Stephanie und Christoph Haas haben sich für ein Konzept entschieden, das die Gesänge in einen deutenden instrumentalen Klangraum stellt: Langhalslaute, Rahmentrommeln und Cymbals zeichnen sich - ebenso wie die monodischen Melodien des mittelalterlichen Gesang - aus durch Grundton-Bezogenheit, Reichtum an Klangfarben und Obertönen. Dieses Konzept übersteigt die übliche historisierende Praxis. Es umrahmt nicht, es ist kein schmückender Zusatz, sondern substantiell.

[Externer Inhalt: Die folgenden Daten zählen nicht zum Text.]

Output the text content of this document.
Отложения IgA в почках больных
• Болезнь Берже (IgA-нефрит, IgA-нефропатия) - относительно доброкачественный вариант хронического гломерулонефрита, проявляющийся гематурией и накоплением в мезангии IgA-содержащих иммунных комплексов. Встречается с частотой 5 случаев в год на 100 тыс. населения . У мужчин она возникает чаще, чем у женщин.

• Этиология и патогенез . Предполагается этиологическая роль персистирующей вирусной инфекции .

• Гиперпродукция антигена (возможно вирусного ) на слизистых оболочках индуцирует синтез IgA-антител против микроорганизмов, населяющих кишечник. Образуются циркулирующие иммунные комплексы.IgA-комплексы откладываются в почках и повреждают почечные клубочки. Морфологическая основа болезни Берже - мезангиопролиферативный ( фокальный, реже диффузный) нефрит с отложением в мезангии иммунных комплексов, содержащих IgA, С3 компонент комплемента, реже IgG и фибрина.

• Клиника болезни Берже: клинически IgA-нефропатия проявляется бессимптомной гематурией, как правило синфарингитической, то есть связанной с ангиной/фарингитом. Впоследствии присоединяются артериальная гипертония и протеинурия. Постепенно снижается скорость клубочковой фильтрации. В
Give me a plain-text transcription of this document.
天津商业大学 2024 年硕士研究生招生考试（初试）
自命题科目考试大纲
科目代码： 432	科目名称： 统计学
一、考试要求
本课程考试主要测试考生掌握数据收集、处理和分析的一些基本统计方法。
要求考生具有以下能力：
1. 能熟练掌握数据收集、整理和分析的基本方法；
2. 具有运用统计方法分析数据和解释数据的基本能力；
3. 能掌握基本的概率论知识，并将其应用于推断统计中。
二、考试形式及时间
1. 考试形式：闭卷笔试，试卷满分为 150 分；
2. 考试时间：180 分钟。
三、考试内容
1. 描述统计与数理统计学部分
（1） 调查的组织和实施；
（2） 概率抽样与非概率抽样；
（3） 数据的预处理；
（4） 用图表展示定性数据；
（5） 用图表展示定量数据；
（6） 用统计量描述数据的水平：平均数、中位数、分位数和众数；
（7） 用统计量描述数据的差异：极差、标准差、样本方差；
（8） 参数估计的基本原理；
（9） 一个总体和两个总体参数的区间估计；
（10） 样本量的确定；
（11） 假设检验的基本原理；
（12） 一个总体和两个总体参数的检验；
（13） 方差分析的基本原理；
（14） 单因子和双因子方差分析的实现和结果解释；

Christoph Haas gestaltet seinen instrumentalen Part analog zur kompositorischen Praxis Hildegard von Bingens, indem er auch durch die Wahl der Rhythmen mittelalterliche Weltdeutung zum Klingen bringt. So leuchtet in Aurora ein metallischer Klangraum, die an den religionsübergreifenden kultischen Gebrauch von Zimbeln erinnern. Das 12schlägige Motiv in der Gliederung 3-3-2-2-2 spiegelt als vollkommener Rhythmus die Harmonie von Dualität (zahlensymbolisch in der 2 abgebildet) und göttlicher Kraft und Vollkommenheit (zahlensymbolisch in der 3 abgebildet), wieder. Und auch die Wahl der Metall-Instrumente ist kein Zufall. Sie ist vielmehr bezogen auf die Glut der leuchtenden Sonne (Aurora), die Erde zu Metall schmilzt. Das Instrumentarium von Laetitia greift auf eines der ältesten Musikinstrumente zurück: Rahmentrommeln werden traditionell von Frauen gespielt. "Da nahm Myriam eine Trommel in ihre Hand, und alle Frauen folgten ihr nach mit Trommeln im Reigen" (2. Mose 15). Perdito arbeitet mit der Symbolzahl 7, deren Deutungsmöglichkeiten beinahe unendlich sind. Die 7 ist die vollkommene Zahl, die aus der 3 (Himmel) und der 4 (Erde) zusammengesetzt ist. Sie steht für die Möglichkeiten menschlicher Entwicklung, die 7 Werke der Barmherzigkeit ebenso wie die 7 Todsünden. Hier ist sie hinweisgebend auf den gefallenen Engel realisiert.

Die reiche Symbolik der den Rhythmen zugrundeliegenden Zahlen und der Instrumente ließe sich vervielfachen. Das Ergebnis ist eine Art "Moyen Age imaginaire", das uns einen direkten Zugang zu dieser fernnahen Welt zu vermitteln vermag."